И вдруг, при одном моём неверном параде, граф Генрих с силою отбросил мою шпагу, и я увидел блеск вражеского клинка у самой моей груди. Тотчас вслед за тем почувствовал я тупой удар и толчок, как всегда при ране холодным оружием; шпага у меня из рук выпала, быстро заволокло мой взор алое облако, — и я упал.
ГЛАВА ДЕВЯТАЯ
Как мы прожили декабрь и праздник Рождества Христова
Как я узнал потом, ко мне, простёртому без памяти на холодной земле, поспешил на помощь не только Матвей, но и мой соперник и его приятель. Граф Генрих проявлял все признаки крайнего отчаянья, горько упрекал себя, что принял вызов, и говорил, что, если я умру, не будет знать покоя всю жизнь. Перевязав мне рану, все трое устроили род носилок и решили нести меня в город пешком, ибо опасались подвергнуть меня качке на лошади по плохой дороге.

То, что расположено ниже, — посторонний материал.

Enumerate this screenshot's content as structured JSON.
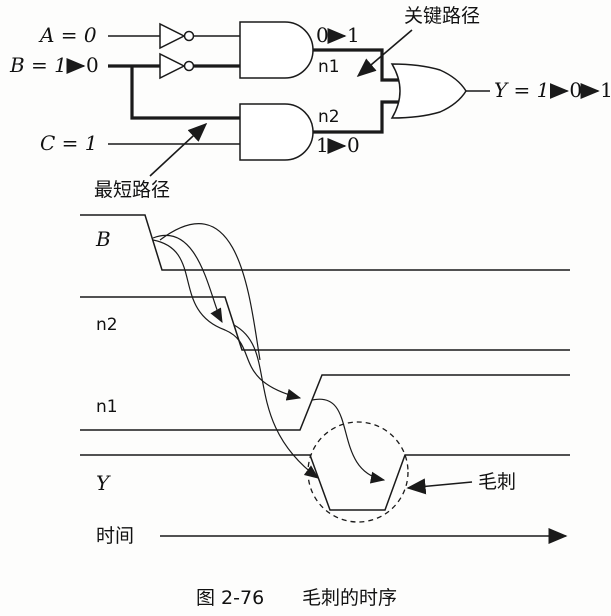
{
  "circuit": {
    "input_a": "A = 0",
    "input_b": "B = 1",
    "input_b_to": "0",
    "input_c": "C = 1",
    "n1_transition": "0",
    "n1_transition_to": "1",
    "n1_label": "n1",
    "n2_label": "n2",
    "n2_transition": "1",
    "n2_transition_to": "0",
    "output_y": "Y = 1",
    "output_y_mid": "0",
    "output_y_to": "1",
    "critical_path_label": "关键路径",
    "short_path_label": "最短路径"
  },
  "timing": {
    "signal_b": "B",
    "signal_n2": "n2",
    "signal_n1": "n1",
    "signal_y": "Y",
    "glitch_label": "毛刺",
    "time_label": "时间"
  },
  "caption": {
    "figure_number": "图 2-76",
    "title": "毛刺的时序"
  }
}
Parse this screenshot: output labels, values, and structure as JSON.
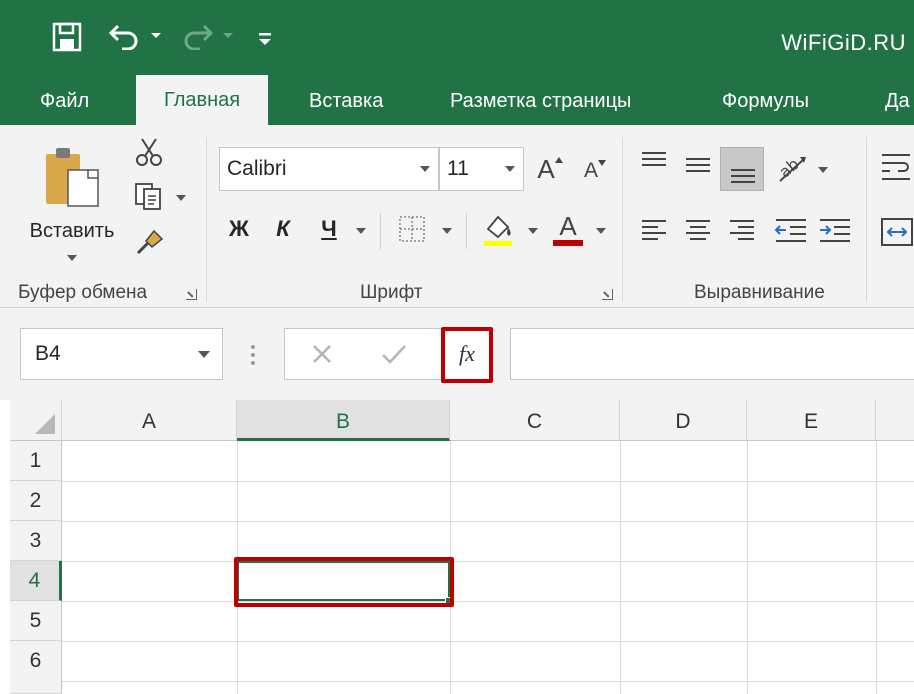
{
  "brand": "WiFiGiD.RU",
  "tabs": [
    "Файл",
    "Главная",
    "Вставка",
    "Разметка страницы",
    "Формулы",
    "Да"
  ],
  "clipboard": {
    "paste_label": "Вставить",
    "group_label": "Буфер обмена"
  },
  "font": {
    "name": "Calibri",
    "size": "11",
    "bold": "Ж",
    "italic": "К",
    "underline": "Ч",
    "grow": "A",
    "shrink": "A",
    "color_letter": "A",
    "group_label": "Шрифт"
  },
  "alignment": {
    "group_label": "Выравнивание"
  },
  "formula_bar": {
    "name_box": "B4",
    "fx": "fx",
    "value": ""
  },
  "grid": {
    "columns": [
      "A",
      "B",
      "C",
      "D",
      "E"
    ],
    "rows": [
      "1",
      "2",
      "3",
      "4",
      "5",
      "6"
    ],
    "selected_column": "B",
    "selected_row": "4"
  },
  "colors": {
    "accent": "#217346",
    "highlight": "#c00000",
    "font_color_bar": "#c00000"
  }
}
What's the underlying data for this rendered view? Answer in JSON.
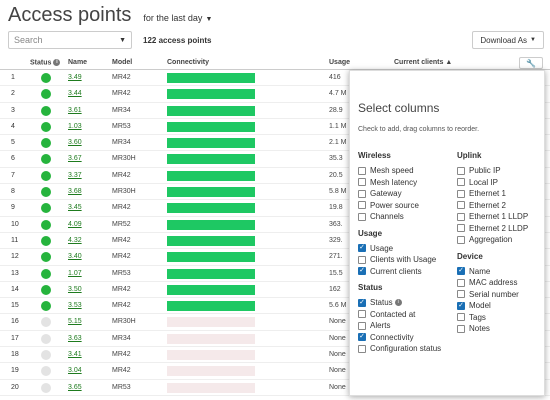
{
  "header": {
    "title": "Access points",
    "period": "for the last day"
  },
  "toolbar": {
    "search_placeholder": "Search",
    "count": "122 access points",
    "download": "Download As"
  },
  "table": {
    "columns": {
      "status": "Status",
      "name": "Name",
      "model": "Model",
      "connectivity": "Connectivity",
      "usage": "Usage",
      "clients": "Current clients",
      "sort_arrow": "▲"
    },
    "rows": [
      {
        "num": "1",
        "online": true,
        "name": "3.49",
        "model": "MR42",
        "usage": "416"
      },
      {
        "num": "2",
        "online": true,
        "name": "3.44",
        "model": "MR42",
        "usage": "4.7 M"
      },
      {
        "num": "3",
        "online": true,
        "name": "3.61",
        "model": "MR34",
        "usage": "28.9"
      },
      {
        "num": "4",
        "online": true,
        "name": "1.03",
        "model": "MR53",
        "usage": "1.1 M"
      },
      {
        "num": "5",
        "online": true,
        "name": "3.60",
        "model": "MR34",
        "usage": "2.1 M"
      },
      {
        "num": "6",
        "online": true,
        "name": "3.67",
        "model": "MR30H",
        "usage": "35.3"
      },
      {
        "num": "7",
        "online": true,
        "name": "3.37",
        "model": "MR42",
        "usage": "20.5"
      },
      {
        "num": "8",
        "online": true,
        "name": "3.68",
        "model": "MR30H",
        "usage": "5.8 M"
      },
      {
        "num": "9",
        "online": true,
        "name": "3.45",
        "model": "MR42",
        "usage": "19.8"
      },
      {
        "num": "10",
        "online": true,
        "name": "4.09",
        "model": "MR52",
        "usage": "363."
      },
      {
        "num": "11",
        "online": true,
        "name": "4.32",
        "model": "MR42",
        "usage": "329."
      },
      {
        "num": "12",
        "online": true,
        "name": "3.40",
        "model": "MR42",
        "usage": "271."
      },
      {
        "num": "13",
        "online": true,
        "name": "1.07",
        "model": "MR53",
        "usage": "15.5"
      },
      {
        "num": "14",
        "online": true,
        "name": "3.50",
        "model": "MR42",
        "usage": "162"
      },
      {
        "num": "15",
        "online": true,
        "name": "3.53",
        "model": "MR42",
        "usage": "5.6 M"
      },
      {
        "num": "16",
        "online": false,
        "name": "5.15",
        "model": "MR30H",
        "usage": "None"
      },
      {
        "num": "17",
        "online": false,
        "name": "3.63",
        "model": "MR34",
        "usage": "None"
      },
      {
        "num": "18",
        "online": false,
        "name": "3.41",
        "model": "MR42",
        "usage": "None"
      },
      {
        "num": "19",
        "online": false,
        "name": "3.04",
        "model": "MR42",
        "usage": "None"
      },
      {
        "num": "20",
        "online": false,
        "name": "3.65",
        "model": "MR53",
        "usage": "None"
      }
    ]
  },
  "panel": {
    "title": "Select columns",
    "subtitle": "Check to add, drag columns to reorder.",
    "left_groups": [
      {
        "title": "Wireless",
        "options": [
          {
            "label": "Mesh speed",
            "checked": false
          },
          {
            "label": "Mesh latency",
            "checked": false
          },
          {
            "label": "Gateway",
            "checked": false
          },
          {
            "label": "Power source",
            "checked": false
          },
          {
            "label": "Channels",
            "checked": false
          }
        ]
      },
      {
        "title": "Usage",
        "options": [
          {
            "label": "Usage",
            "checked": true
          },
          {
            "label": "Clients with Usage",
            "checked": false
          },
          {
            "label": "Current clients",
            "checked": true
          }
        ]
      },
      {
        "title": "Status",
        "options": [
          {
            "label": "Status",
            "checked": true,
            "info": true
          },
          {
            "label": "Contacted at",
            "checked": false
          },
          {
            "label": "Alerts",
            "checked": false
          },
          {
            "label": "Connectivity",
            "checked": true
          },
          {
            "label": "Configuration status",
            "checked": false
          }
        ]
      }
    ],
    "right_groups": [
      {
        "title": "Uplink",
        "options": [
          {
            "label": "Public IP",
            "checked": false
          },
          {
            "label": "Local IP",
            "checked": false
          },
          {
            "label": "Ethernet 1",
            "checked": false
          },
          {
            "label": "Ethernet 2",
            "checked": false
          },
          {
            "label": "Ethernet 1 LLDP",
            "checked": false
          },
          {
            "label": "Ethernet 2 LLDP",
            "checked": false
          },
          {
            "label": "Aggregation",
            "checked": false
          }
        ]
      },
      {
        "title": "Device",
        "options": [
          {
            "label": "Name",
            "checked": true
          },
          {
            "label": "MAC address",
            "checked": false
          },
          {
            "label": "Serial number",
            "checked": false
          },
          {
            "label": "Model",
            "checked": true
          },
          {
            "label": "Tags",
            "checked": false
          },
          {
            "label": "Notes",
            "checked": false
          }
        ]
      }
    ]
  },
  "colors": {
    "online": "#26b43d",
    "offline": "#e3e3e3",
    "bar_good": "#1ec863",
    "bar_none": "#f5e9ea",
    "checked": "#1a6fb5"
  },
  "icons": {
    "caret": "caret-down-icon",
    "wrench": "wrench-icon",
    "info": "info-icon",
    "check": "check-icon"
  }
}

Я же не сознавал почти ничего из совершавшегося со мной, погружённый в смутное бесчувствие, почти блаженное, прерываемое порою мучительной колющей болью, которая заставляла меня открывать глаза, — но, видя над собой синее небо, я думал почему-то, что плыву в лодке, и, успокаиваясь, опять опускал голову и душу в бред.
Я совершенно не помню, как принесли меня домой и как меня встретила Рената, но Матвей говорил мне потом, что проявила она в таких обстоятельствах мужество и распорядительность. Ближайшие за тем дни, как то всегда бывает от воспаления раны и потери крови, провёл я также в беспамятстве и даже не сумею пересказать здесь видения своей горячки, ибо не соответствуют слова, созданные для дел разума, призракам безумия. Знаю только, что, странным образом, воспоминание о Ренате ни в какой мере не примешивалось к этому бреду; из памяти моей, словно губкой написанное мелом на доске, стёрты были все мучительные события последнего времени, и я сам себе представлялся тем, каким был в годы моей жизни в Новой Испании. Когда, в редкие минуты просветления, видел я перед собою заботливое лицо Ренаты, воображал я, что это — Анджелика, та крещёная индейская девушка, с которой я жил некоторое время в Чемпоалле[cxxvi] и с которой, не без горечи, был должен расстаться после её неблаговидных поступков. И потому, в своём бреду, я всегда негодующе отталкивал руки Ренаты и гневно говорил ей в ответ на её хлопоты: “Зачем ты здесь? Ступай прочь! Я не хочу, чтобы ты была со мною!” — и Рената принимала это грубое обращение больного безропотно.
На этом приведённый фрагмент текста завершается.